Predisposing factors were considered, and, on close questioning of the child’s caregiver, it became clear that the child was a thumb sucker.

The parents of the patient were informed that data from the case would be submitted for publication and gave their consent.


In case of pediatric herpes hand infection, the usual presenting symptoms include pain at the affected digit and irritability. After an incubation period of 7 to 20 days, erythema, swelling, and tenderness are followed by a vesicular eruption, often involving the digit. Fever, lymphadenopathy, and lymphangitis typically occur in primary cases. Multiple small vesicles enlarge and coalesce to form a large blaster, often leading to subsequent superficial necrosis. The turbid serous fluid released by the blasters can mimic pus was produced by possible bacterial infection. It is very unusual that the adjacent digit, as well as the palm, were involved, as described by Norris[5] Over the next 10 days, gradual crusting and desquamation of the involved epidermis occurred, with the final re-epithelization occurring in three to four weeks. Other causes of palmar lesions include cellulitis, coxsackie viruses, erythema multiforme, sporotrichosis, impetigo, or trauma in the differential diagnosis.[6]

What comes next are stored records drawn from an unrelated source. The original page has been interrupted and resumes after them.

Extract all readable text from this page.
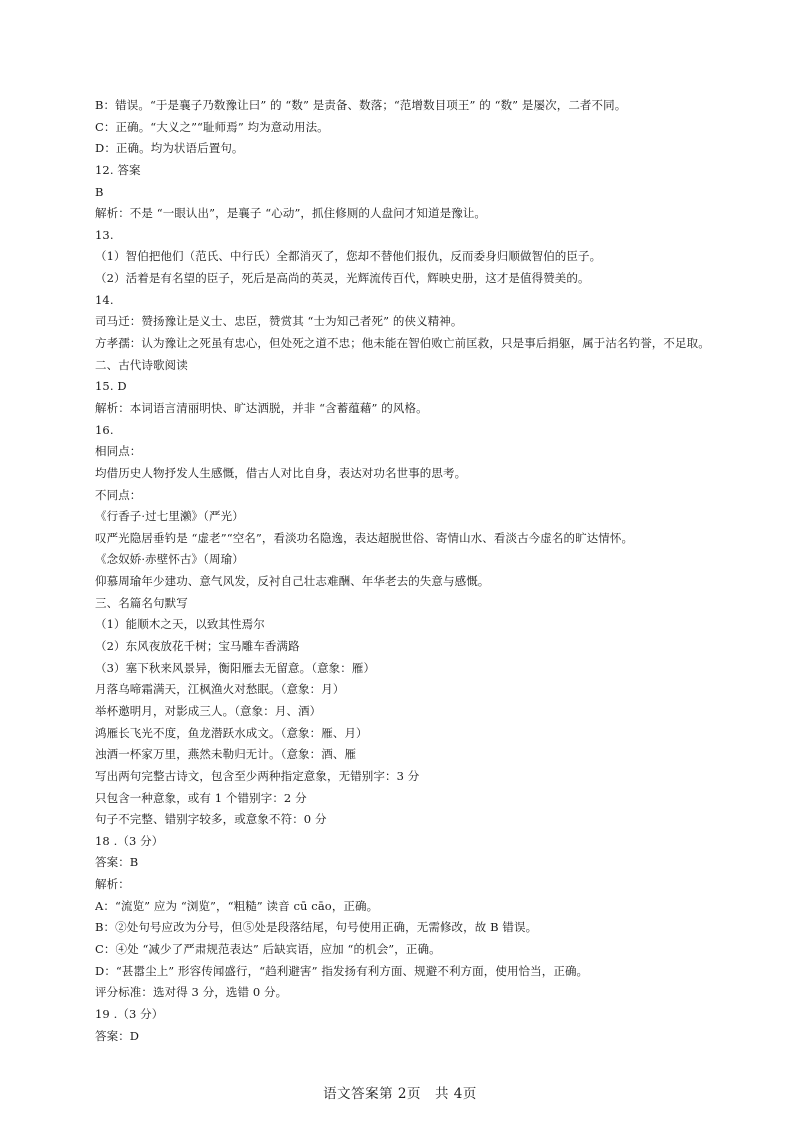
B：错误。“于是襄子乃数豫让曰” 的 “数” 是责备、数落；“范增数目项王” 的 “数” 是屡次，二者不同。
C：正确。“大义之”“耻师焉” 均为意动用法。
D：正确。均为状语后置句。
12. 答案
B
解析：不是 “一眼认出”，是襄子 “心动”，抓住修厕的人盘问才知道是豫让。
13.
（1）智伯把他们（范氏、中行氏）全都消灭了，您却不替他们报仇，反而委身归顺做智伯的臣子。
（2）活着是有名望的臣子，死后是高尚的英灵，光辉流传百代，辉映史册，这才是值得赞美的。
14.
司马迁：赞扬豫让是义士、忠臣，赞赏其 “士为知己者死” 的侠义精神。
方孝孺：认为豫让之死虽有忠心，但处死之道不忠；他未能在智伯败亡前匡救，只是事后捐躯，属于沽名钓誉，不足取。
二、古代诗歌阅读
15. D
解析：本词语言清丽明快、旷达洒脱，并非 “含蓄蕴藉” 的风格。
16.
相同点：
均借历史人物抒发人生感慨，借古人对比自身，表达对功名世事的思考。
不同点：
《行香子·过七里濑》（严光）
叹严光隐居垂钓是 “虚老”“空名”，看淡功名隐逸，表达超脱世俗、寄情山水、看淡古今虚名的旷达情怀。
《念奴娇·赤壁怀古》（周瑜）
仰慕周瑜年少建功、意气风发，反衬自己壮志难酬、年华老去的失意与感慨。
三、名篇名句默写
（1）能顺木之天，以致其性焉尔
（2）东风夜放花千树；宝马雕车香满路
（3）塞下秋来风景异，衡阳雁去无留意。（意象：雁）
月落乌啼霜满天，江枫渔火对愁眠。（意象：月）
举杯邀明月，对影成三人。（意象：月、酒）
鸿雁长飞光不度，鱼龙潜跃水成文。（意象：雁、月）
浊酒一杯家万里，燕然未勒归无计。（意象：酒、雁
写出两句完整古诗文，包含至少两种指定意象，无错别字：3 分
只包含一种意象，或有 1 个错别字：2 分
句子不完整、错别字较多，或意象不符：0 分
18 .（3 分）
答案：B
解析：
A：“流览” 应为 “浏览”，“粗糙” 读音 cū cāo，正确。
B：②处句号应改为分号，但⑤处是段落结尾，句号使用正确，无需修改，故 B 错误。
C：④处 “减少了严肃规范表达” 后缺宾语，应加 “的机会”，正确。
D：“甚嚣尘上” 形容传闻盛行，“趋利避害” 指发扬有利方面、规避不利方面，使用恰当，正确。
评分标准：选对得 3 分，选错 0 分。
19 .（3 分）
答案：D
语文答案第 2页　共 4页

In infants, passive serological immunity acquired by the placental transmission of antibodies to HSV-1 and HSV-2 provides immunity against herpetic infection for the first six months of infancy. Once this placental transmitted immunity is over, the infants are exposed to the virus via contact with infected peers and adults. Saliva and feces seem to be the major route of transmission in almost all cases. Active HSV has been detected in the saliva of 7% of individuals with no clinical manifestations.[7] Thus, children of age six months to five years are not only susceptible to primary herpetic infections, but are also exposed to a large reservoir of this virus.

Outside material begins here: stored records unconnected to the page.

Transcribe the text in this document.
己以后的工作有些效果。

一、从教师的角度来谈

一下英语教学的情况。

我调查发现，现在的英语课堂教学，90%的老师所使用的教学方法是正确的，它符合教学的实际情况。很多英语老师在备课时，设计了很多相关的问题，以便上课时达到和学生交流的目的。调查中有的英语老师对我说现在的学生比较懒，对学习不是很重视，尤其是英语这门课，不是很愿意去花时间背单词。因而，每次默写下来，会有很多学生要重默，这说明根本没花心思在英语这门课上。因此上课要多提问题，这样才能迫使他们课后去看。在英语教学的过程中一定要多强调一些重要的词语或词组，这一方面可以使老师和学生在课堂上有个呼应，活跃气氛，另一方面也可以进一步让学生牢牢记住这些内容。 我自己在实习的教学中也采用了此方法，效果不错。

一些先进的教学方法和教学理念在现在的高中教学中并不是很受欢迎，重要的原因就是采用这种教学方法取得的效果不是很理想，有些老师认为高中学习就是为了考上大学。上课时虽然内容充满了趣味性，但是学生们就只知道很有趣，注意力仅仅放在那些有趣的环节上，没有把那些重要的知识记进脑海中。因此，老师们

Pediatric herpes hand infection can develop by autoinoculation or exogenous origin. The habit of playfully sucking the fingers or toes of her babies of mothers or fathers with herpes labialis poses a risk for exogenous infection.[8] The most important risk factor for infection by autoinoculation is thumb sucking and the thumb is most frequently affected.[8,9]

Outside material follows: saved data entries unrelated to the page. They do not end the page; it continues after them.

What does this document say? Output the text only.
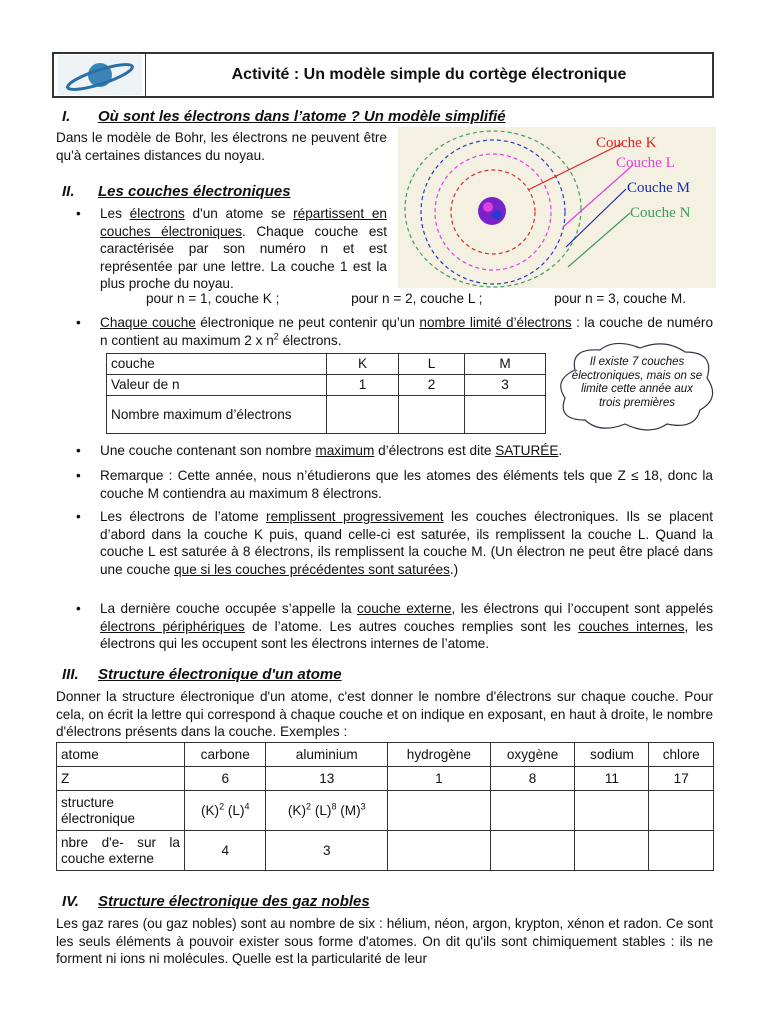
Activité : Un modèle simple du cortège électronique
I.	Où sont les électrons dans l’atome ? Un modèle simplifié
Dans le modèle de Bohr, les électrons ne peuvent être qu'à certaines distances du noyau.
Couche K
Couche L
Couche M
Couche N
II.	Les couches électroniques
• Les électrons d'un atome se répartissent en couches électroniques. Chaque couche est caractérisée par son numéro n et est représentée par une lettre. La couche 1 est la plus proche du noyau.
pour n = 1, couche K ;	pour n = 2, couche L ;	pour n = 3, couche M.
• Chaque couche électronique ne peut contenir qu’un nombre limité d’électrons : la couche de numéro n contient au maximum 2 x $n^2$ électrons.
couche	K	L	M
Valeur de n	1	2	3
Nombre maximum d’électrons			
Il existe 7 couches électroniques, mais on se limite cette année aux trois premières
• Une couche contenant son nombre maximum d’électrons est dite SATURÉE.
• Remarque : Cette année, nous n’étudierons que les atomes des éléments tels que Z ≤ 18, donc la couche M contiendra au maximum 8 électrons.
• Les électrons de l’atome remplissent progressivement les couches électroniques. Ils se placent d’abord dans la couche K puis, quand celle-ci est saturée, ils remplissent la couche L. Quand la couche L est saturée à 8 électrons, ils remplissent la couche M. (Un électron ne peut être placé dans une couche que si les couches précédentes sont saturées.)
• La dernière couche occupée s’appelle la couche externe, les électrons qui l’occupent sont appelés électrons périphériques de l’atome. Les autres couches remplies sont les couches internes, les électrons qui les occupent sont les électrons internes de l’atome.
III.	Structure électronique d'un atome
Donner la structure électronique d'un atome, c'est donner le nombre d'électrons sur chaque couche. Pour cela, on écrit la lettre qui correspond à chaque couche et on indique en exposant, en haut à droite, le nombre d'électrons présents dans la couche. Exemples :
atome	carbone	aluminium	hydrogène	oxygène	sodium	chlore
Z	6	13	1	8	11	17
structure électronique	$(K)^2$ $(L)^4$	$(K)^2$ $(L)^8$ $(M)^3$				
nbre d'e- sur la couche externe	4	3				
IV.	Structure électronique des gaz nobles
Les gaz rares (ou gaz nobles) sont au nombre de six : hélium, néon, argon, krypton, xénon et radon. Ce sont les seuls éléments à pouvoir exister sous forme d'atomes. On dit qu'ils sont chimiquement stables : ils ne forment ni ions ni molécules. Quelle est la particularité de leur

Not only the differentiation of bacteria from herpetic hand infections, but also the recognition of bacterial contamination on viral infection needs to be performed meticulously. Deep incision and drainage of purely viral lesions can predispose to bacterial super-infection or accelerate the systemic dissemination of the virus. The latter can potentiate HSV meningoencephalitis, which has the highest known fatality rate among all viral causes of encephalitis.[4] Therefore, incision and drainage are not recommended in pediatric herpes hand infections.[3,8,9]

In conclusion, not only orthopedic surgeons, but also clinicians should be aware of herpetic hand infection as a clinical entity. This case demonstrates two clinical pearls to conclude. First, pediatric herpetic hand infections are relatively uncommon and hence can be easily overlooked. Second, as herpetic hand infections in a child without any underlying disease is self-limiting and usually resolves with the proper medical treatment within three to four weeks, surgical intervention should be minimal. If performed, it should be aimed at decompression in the form of dermal necrosis debridement. Deep structures should never be incised, unless an abscess formation exists due to bacterial infection.

Citation: Dere Kİ, Gürbüz K, Doğar F. A weird thumb infection in a child: Could it be herpes?. Jt Dis Relat Surg Case Rep 2022;1(2):43-46.

Conflict of Interest

The authors declared no conflicts of interest with respect to the authorship and/or publication of this article.

Financial Disclosure

The authors declared no conflicts of interest with respect to the authorship and/or publication of this article.